Die BLB, die das Gelände im Auftrag von Finanzminister Markus Opdendrenk (CDU) verwaltet, hatte ursprünglich nach der Sanierung jährliche Mieteinnahmen von rund 30 Millionen Euro gefordert. Das von Herbert Reul geführte Innenministerium hatte die Zahlungen bereits auf etwa vier Millionen Euro pro Jahr erhöht. Die Gesamtkosten über 25 Jahre waren jedoch mit 650 Millionen Euro veranschlagt worden – was bei Steuerzahlerverbänden und Oppositionsparteien auf Kritik stieß.
Ein hoher Beamter erstattete daraufhin Anzeige wegen Untreue gegen Reul, woraufhin die Staatsanwaltschaft Düsseldorf Ermittlungen aufnahm. Diese ergaben jedoch keine Hinweise auf Fehlverhalten. Unterdessen wurden die Verhandlungen fortgesetzt, die nun zu einer Mietsenkung um 36 Prozent ab dem 1. Januar führten. Der überarbeitete Plan sieht zudem eine Halbierung der Sanierungskosten auf 325 Millionen Euro über denselben Zeitraum vor.
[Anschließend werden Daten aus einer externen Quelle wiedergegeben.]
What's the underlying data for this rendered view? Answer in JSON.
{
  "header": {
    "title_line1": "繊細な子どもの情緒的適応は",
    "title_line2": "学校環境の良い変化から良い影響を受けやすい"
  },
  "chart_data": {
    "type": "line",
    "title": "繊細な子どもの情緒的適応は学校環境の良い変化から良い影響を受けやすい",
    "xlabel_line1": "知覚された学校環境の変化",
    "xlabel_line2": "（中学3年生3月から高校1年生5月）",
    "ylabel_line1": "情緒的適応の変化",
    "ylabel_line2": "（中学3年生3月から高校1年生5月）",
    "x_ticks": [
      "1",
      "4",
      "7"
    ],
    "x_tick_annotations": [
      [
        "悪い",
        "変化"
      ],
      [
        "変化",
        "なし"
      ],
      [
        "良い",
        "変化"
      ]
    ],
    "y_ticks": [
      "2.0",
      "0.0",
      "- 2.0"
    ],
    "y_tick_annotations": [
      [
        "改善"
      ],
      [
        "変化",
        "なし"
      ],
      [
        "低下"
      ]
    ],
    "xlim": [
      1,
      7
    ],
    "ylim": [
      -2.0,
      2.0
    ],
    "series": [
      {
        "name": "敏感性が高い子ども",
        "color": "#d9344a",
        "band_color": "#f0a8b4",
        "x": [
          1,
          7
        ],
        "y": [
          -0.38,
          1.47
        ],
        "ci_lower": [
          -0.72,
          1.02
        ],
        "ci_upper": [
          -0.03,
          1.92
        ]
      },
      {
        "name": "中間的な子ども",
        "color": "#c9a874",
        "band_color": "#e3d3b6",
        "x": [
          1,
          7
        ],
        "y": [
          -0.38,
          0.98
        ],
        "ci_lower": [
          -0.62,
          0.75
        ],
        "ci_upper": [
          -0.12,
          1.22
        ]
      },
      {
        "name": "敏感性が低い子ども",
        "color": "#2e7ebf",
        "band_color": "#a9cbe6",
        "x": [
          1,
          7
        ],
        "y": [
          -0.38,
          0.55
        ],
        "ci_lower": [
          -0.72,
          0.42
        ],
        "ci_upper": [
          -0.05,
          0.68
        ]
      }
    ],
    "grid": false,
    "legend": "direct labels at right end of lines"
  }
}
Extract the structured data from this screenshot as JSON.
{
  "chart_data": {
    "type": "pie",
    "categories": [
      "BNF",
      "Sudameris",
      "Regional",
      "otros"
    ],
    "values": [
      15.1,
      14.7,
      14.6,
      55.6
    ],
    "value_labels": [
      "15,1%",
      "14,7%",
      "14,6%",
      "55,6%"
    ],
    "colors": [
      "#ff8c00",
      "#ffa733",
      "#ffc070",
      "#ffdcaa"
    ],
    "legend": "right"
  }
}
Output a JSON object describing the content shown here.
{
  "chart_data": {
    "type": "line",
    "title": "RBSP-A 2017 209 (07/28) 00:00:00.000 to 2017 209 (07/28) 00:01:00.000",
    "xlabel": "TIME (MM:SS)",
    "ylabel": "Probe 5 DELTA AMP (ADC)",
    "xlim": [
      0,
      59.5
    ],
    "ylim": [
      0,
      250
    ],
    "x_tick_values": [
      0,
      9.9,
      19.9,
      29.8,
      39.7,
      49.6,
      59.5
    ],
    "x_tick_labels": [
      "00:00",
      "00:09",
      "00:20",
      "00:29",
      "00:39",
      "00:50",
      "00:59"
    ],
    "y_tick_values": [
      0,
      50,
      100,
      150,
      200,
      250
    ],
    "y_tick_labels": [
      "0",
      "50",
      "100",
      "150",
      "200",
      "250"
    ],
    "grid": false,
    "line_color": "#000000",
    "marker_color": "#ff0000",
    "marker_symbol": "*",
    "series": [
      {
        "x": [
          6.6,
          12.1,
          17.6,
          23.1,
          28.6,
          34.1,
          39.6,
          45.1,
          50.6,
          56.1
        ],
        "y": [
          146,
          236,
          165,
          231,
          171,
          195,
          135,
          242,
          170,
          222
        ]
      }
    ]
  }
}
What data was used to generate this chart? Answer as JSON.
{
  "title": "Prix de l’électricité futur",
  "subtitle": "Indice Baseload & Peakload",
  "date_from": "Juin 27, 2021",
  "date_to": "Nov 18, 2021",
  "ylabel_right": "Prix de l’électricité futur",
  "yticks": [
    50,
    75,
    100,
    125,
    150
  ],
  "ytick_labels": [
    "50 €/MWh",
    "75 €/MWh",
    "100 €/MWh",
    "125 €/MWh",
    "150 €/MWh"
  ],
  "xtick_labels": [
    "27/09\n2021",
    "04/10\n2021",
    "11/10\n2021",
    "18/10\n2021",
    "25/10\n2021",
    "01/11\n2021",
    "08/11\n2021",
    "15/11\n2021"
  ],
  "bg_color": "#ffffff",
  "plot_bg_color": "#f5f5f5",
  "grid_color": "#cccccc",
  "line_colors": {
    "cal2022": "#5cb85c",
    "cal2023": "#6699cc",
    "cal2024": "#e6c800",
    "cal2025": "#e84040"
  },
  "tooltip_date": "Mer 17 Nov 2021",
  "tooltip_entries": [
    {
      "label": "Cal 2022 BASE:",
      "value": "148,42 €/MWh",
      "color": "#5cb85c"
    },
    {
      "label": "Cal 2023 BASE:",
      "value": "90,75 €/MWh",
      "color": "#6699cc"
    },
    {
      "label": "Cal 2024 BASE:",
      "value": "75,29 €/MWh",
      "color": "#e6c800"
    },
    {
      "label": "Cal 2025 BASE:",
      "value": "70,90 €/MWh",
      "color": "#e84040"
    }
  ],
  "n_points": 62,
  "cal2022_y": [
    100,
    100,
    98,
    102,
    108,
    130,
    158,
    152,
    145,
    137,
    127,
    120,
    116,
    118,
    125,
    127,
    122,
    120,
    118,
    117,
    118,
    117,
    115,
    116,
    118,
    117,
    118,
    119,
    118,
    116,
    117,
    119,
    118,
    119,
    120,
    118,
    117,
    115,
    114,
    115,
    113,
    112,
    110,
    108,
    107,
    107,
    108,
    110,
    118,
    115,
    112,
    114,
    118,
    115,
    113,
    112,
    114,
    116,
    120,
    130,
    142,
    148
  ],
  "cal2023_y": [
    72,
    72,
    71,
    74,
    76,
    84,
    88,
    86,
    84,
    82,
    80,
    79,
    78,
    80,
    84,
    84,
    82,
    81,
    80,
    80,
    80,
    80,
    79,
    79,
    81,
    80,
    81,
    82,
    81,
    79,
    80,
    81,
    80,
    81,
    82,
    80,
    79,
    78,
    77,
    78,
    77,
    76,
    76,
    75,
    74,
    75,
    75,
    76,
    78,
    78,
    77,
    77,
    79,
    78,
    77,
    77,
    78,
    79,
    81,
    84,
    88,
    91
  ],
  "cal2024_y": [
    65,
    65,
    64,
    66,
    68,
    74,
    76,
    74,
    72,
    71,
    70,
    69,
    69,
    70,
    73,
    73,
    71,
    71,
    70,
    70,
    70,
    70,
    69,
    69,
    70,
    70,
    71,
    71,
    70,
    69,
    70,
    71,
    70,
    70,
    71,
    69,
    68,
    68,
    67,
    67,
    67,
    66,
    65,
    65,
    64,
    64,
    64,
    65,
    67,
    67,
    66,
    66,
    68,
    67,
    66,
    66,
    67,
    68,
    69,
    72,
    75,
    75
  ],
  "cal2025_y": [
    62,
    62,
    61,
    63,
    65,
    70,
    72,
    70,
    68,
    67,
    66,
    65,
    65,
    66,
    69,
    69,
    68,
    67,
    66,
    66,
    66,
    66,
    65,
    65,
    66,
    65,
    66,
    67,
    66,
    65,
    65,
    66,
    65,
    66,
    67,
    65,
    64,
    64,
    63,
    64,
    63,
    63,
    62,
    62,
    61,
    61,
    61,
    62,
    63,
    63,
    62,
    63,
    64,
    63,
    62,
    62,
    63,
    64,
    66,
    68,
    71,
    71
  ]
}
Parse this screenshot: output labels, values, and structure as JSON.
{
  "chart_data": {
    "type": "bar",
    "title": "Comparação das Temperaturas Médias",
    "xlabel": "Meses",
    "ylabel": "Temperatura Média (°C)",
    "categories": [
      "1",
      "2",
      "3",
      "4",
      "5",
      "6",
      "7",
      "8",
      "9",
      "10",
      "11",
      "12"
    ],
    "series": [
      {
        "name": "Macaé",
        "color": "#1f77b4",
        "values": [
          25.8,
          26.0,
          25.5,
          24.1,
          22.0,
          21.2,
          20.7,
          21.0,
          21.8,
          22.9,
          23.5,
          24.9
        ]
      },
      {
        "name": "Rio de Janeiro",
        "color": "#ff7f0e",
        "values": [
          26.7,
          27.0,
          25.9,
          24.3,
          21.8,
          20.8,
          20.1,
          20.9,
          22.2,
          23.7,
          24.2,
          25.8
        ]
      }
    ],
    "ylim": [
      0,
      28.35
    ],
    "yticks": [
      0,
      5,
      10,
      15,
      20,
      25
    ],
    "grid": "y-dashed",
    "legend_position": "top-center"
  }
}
Die Einigung verringert die finanzielle Belastung für die Steuerzahler, während gleichzeitig der dringende Sanierungsbedarf angegangen wird. Der Polizeikomplex wird nun zu geringeren Kosten modernisiert, und die Mieten wurden entsprechend angepasst. Die Staatsanwaltschaft stellte das Verfahren gegen Reul ein und bestätigte, dass kein Anfangsverdacht auf Untreue bestand.